Are you in a similar situation?

Kbroughton · 04/07/2025 15:05

Avantiagain · 04/07/2025 14:59

I don't get the point of this thread.

No one does. And we are not supposed to ask.

cardycard · 04/07/2025 15:06

Kbroughton · 04/07/2025 15:05

No one does. And we are not supposed to ask.

A form has to be filled out and approved before any thread gets posted.

OP posts:
MzHz · 04/07/2025 15:15

TheNightingalesStarling · 04/07/2025 13:01

Because morally the father needs to provide a home for his children. So his home is the children's home.

When it’s not. That’s daft.

its like saying it immoral for a woman to be the breadwinner.

its her house, its not his house and not his kids house, and even the most naive of SC know this. Their home is far more likely to be the one they share most time with their mother.

MaggiesShadow · 04/07/2025 15:17

thepariscrimefiles · 04/07/2025 15:04

Is this a hypothetical or a personal situation?

There is a current thread on the Step-parenting board where a poster who is married to her DH let her step-daughter move in at her DH's request and she has trashed her home and made allegations about OP's son. The girl's social worker had told OP that she has to let her DH and his daughter stay with her, despite her dangerous behaviour, because it is the marital home, even though her DH contributed nothing to the house and they have only been married a year (short marriage).

Are you in a similar situation?

This doesn't sound true. Nobody can force people to stay together, not even social workers.

Miyagi99 · 04/07/2025 15:19

cardycard · 04/07/2025 14:51

How long should it be kept secret from them?

It’s not a secret, it’s something no child should have to worry about because they cannot buy or live in a home independently.

Pickingmyselfup · 04/07/2025 15:20

I feel like if I'm in a serious enough relationship to be living with someone and having their children live with us some of the time then it's all of our home and we are a big family.

I would make sure I was financially protected if it was my house and not his but ideally we would pool funds and buy somewhere bigger together.

In situations where one or both parties have kids and you want to live together one person needs to move in with the other before committing to a mortgage and marriage together.

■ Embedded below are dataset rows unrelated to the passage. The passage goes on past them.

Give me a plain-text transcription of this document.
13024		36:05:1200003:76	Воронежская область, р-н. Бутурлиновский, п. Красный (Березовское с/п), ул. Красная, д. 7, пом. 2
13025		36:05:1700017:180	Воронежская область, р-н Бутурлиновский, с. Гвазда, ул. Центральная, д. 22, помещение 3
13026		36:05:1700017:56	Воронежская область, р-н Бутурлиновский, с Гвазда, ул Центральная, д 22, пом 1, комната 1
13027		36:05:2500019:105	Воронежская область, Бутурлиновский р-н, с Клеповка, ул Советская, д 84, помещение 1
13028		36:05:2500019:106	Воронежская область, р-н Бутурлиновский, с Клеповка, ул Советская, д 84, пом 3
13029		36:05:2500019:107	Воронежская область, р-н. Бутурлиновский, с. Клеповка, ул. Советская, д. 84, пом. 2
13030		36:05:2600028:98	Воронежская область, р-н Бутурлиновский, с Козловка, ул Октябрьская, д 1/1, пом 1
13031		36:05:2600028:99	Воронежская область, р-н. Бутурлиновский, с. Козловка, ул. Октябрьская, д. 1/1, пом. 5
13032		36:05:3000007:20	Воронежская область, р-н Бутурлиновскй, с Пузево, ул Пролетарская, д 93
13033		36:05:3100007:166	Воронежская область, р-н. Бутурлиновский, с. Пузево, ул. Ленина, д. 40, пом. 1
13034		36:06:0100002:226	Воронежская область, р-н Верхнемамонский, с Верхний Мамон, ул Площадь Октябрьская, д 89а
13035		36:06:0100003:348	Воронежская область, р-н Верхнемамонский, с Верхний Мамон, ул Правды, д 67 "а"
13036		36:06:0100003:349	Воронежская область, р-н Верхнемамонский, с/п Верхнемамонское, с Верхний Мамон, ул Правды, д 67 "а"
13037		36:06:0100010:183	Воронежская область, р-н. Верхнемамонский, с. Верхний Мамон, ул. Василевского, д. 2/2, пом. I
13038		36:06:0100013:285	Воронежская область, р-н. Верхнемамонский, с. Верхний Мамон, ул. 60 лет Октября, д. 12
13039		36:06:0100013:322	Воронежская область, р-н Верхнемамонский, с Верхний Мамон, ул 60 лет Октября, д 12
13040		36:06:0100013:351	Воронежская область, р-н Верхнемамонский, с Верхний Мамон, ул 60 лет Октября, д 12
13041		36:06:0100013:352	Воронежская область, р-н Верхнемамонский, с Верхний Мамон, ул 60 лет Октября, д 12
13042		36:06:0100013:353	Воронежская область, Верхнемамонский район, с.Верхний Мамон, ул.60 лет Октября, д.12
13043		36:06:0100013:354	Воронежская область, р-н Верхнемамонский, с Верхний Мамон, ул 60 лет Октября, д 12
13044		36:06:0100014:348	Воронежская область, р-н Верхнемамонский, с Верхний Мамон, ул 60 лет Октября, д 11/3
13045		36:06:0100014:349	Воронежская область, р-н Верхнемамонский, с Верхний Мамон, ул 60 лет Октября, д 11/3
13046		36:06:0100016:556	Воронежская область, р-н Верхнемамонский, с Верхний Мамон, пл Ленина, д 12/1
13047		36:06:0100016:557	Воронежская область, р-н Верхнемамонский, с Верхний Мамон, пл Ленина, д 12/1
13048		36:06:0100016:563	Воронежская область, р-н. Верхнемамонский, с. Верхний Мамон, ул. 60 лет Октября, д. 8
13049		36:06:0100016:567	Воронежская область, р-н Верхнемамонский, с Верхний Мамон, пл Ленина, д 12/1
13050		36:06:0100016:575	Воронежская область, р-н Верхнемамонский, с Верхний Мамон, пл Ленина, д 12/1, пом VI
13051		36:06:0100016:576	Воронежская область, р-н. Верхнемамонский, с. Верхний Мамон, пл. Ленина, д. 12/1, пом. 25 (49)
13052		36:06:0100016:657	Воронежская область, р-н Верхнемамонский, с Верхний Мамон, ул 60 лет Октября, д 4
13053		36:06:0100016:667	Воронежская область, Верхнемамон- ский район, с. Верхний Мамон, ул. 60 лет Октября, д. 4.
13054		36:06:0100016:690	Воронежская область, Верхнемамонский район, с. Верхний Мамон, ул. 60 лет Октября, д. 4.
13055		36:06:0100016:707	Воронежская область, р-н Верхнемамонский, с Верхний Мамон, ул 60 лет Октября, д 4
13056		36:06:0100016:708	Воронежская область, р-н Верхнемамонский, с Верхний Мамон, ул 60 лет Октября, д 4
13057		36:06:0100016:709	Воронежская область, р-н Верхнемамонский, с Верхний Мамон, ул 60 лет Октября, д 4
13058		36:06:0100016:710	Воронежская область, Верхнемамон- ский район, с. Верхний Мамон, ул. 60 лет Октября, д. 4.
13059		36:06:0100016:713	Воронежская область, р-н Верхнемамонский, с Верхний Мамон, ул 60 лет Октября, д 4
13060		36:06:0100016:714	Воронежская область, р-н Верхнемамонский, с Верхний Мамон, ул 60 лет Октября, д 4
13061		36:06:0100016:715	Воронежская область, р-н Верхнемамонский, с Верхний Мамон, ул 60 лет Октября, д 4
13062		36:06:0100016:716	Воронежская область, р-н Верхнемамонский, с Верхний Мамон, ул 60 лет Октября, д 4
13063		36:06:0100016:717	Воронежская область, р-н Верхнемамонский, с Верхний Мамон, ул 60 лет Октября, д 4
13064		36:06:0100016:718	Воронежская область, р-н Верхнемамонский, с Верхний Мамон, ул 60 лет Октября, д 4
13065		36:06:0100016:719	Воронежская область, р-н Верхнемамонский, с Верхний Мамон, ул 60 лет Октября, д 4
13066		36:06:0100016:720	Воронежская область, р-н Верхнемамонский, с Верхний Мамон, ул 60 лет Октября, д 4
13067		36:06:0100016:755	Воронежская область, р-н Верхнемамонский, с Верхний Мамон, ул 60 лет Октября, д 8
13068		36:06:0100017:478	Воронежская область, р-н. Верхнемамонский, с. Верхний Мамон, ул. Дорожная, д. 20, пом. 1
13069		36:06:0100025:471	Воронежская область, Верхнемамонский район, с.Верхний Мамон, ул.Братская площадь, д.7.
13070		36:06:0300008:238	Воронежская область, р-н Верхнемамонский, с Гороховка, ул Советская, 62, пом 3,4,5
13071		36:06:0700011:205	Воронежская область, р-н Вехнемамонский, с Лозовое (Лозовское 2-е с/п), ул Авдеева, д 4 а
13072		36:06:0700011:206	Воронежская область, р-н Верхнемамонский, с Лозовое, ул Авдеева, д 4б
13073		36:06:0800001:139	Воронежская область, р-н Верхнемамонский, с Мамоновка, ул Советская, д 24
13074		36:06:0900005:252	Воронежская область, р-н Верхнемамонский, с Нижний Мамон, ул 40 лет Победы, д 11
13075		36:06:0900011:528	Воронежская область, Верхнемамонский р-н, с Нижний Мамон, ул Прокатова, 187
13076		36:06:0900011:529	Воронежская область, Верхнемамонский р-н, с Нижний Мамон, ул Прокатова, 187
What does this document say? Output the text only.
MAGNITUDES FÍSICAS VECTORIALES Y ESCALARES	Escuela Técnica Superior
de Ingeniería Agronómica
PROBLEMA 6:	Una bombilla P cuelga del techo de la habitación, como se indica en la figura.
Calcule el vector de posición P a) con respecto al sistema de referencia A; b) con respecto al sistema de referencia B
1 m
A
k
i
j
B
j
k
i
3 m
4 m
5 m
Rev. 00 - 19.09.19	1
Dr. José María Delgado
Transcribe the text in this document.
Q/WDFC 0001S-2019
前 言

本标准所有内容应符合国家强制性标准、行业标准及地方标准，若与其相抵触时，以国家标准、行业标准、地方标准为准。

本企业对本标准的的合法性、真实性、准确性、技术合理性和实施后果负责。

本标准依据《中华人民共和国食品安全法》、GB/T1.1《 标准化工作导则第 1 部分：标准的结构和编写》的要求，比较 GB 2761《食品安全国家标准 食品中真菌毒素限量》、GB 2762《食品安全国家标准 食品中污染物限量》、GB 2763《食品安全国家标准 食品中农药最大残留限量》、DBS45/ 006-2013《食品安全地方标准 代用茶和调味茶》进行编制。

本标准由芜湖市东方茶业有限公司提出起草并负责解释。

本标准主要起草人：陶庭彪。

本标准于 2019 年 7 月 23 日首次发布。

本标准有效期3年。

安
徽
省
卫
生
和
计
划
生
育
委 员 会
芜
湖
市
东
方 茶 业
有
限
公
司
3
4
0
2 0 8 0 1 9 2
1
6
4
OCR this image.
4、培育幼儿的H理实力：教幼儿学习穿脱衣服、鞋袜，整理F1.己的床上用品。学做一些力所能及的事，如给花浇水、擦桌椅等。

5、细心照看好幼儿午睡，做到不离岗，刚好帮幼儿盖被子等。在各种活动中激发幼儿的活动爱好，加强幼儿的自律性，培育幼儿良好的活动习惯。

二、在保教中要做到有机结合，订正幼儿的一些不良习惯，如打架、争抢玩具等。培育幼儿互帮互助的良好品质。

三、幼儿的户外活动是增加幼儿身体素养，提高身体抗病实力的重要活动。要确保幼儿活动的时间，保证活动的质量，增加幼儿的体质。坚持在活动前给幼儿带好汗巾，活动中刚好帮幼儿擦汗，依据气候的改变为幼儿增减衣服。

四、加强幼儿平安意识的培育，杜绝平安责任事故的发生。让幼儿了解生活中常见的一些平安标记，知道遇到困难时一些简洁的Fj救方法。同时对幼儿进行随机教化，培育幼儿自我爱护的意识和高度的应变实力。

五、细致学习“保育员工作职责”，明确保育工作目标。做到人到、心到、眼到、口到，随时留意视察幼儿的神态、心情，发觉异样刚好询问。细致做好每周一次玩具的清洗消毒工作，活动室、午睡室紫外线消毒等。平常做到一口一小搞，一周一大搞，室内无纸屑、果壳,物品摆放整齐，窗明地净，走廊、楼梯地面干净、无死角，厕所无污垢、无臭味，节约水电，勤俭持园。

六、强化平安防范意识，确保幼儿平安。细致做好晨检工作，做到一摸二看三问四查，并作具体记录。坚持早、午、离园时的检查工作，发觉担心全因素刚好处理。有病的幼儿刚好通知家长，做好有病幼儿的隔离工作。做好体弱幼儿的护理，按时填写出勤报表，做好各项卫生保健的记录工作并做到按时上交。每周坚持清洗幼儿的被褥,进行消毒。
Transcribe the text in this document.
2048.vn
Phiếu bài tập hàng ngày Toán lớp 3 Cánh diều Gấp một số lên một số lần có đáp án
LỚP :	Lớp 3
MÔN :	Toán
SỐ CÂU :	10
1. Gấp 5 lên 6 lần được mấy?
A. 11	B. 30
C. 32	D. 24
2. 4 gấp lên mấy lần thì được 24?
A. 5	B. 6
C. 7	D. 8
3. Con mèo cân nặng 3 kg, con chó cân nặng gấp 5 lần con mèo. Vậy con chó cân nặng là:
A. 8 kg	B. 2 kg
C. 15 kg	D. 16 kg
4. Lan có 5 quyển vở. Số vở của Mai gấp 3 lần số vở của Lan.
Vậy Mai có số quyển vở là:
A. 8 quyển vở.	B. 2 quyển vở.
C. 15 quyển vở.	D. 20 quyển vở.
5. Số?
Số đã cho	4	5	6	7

Miyagi99 · 04/07/2025 15:21

cardycard · 04/07/2025 15:00

most people don’t move in with someone already planning for the relationship to break down.

True but one has to be realistic. A significant number of relationships do come to an end so the children may have several 'homes'.

Marriage doesn’t change this though.

Candlemidnight · 04/07/2025 15:21

cardycard · 04/07/2025 13:30

Just living somewhere makes it the children's home even though the child's father contributed nothing?

er yes - if it is his home, then it is his dc home too.

what is the issue?

Miyagi99 · 04/07/2025 15:23

MzHz · 04/07/2025 15:15

When it’s not. That’s daft.

its like saying it immoral for a woman to be the breadwinner.

its her house, its not his house and not his kids house, and even the most naive of SC know this. Their home is far more likely to be the one they share most time with their mother.

Who may also not own her home. Still the children’s home though.

DrowningInSyrup · 04/07/2025 15:23

How would you like it to be specified? The physical place where our SM permits us to spend EOW with our father, whilst making us very aware that this is not our home, and we should never refer to it as such, lest people think we are actually family.

DysmalRadius · 04/07/2025 15:26

cardycard · 04/07/2025 15:00

most people don’t move in with someone already planning for the relationship to break down.

True but one has to be realistic. A significant number of relationships do come to an end so the children may have several 'homes'.

Then that's on the father who has allowed his children to get embroiled in a situation where he is a precarious cohabitee and isn't providing a stable home for his own children.

You see a lot of co-habiting mothers warned about this - even when you have biological children together, if you aren't married and you are not on the deeds, your stability is dependent on the whims of the homeowner and we all know that plenty of men will think nothing of making their own kids homeless to punish their ex partners, let alone step kids.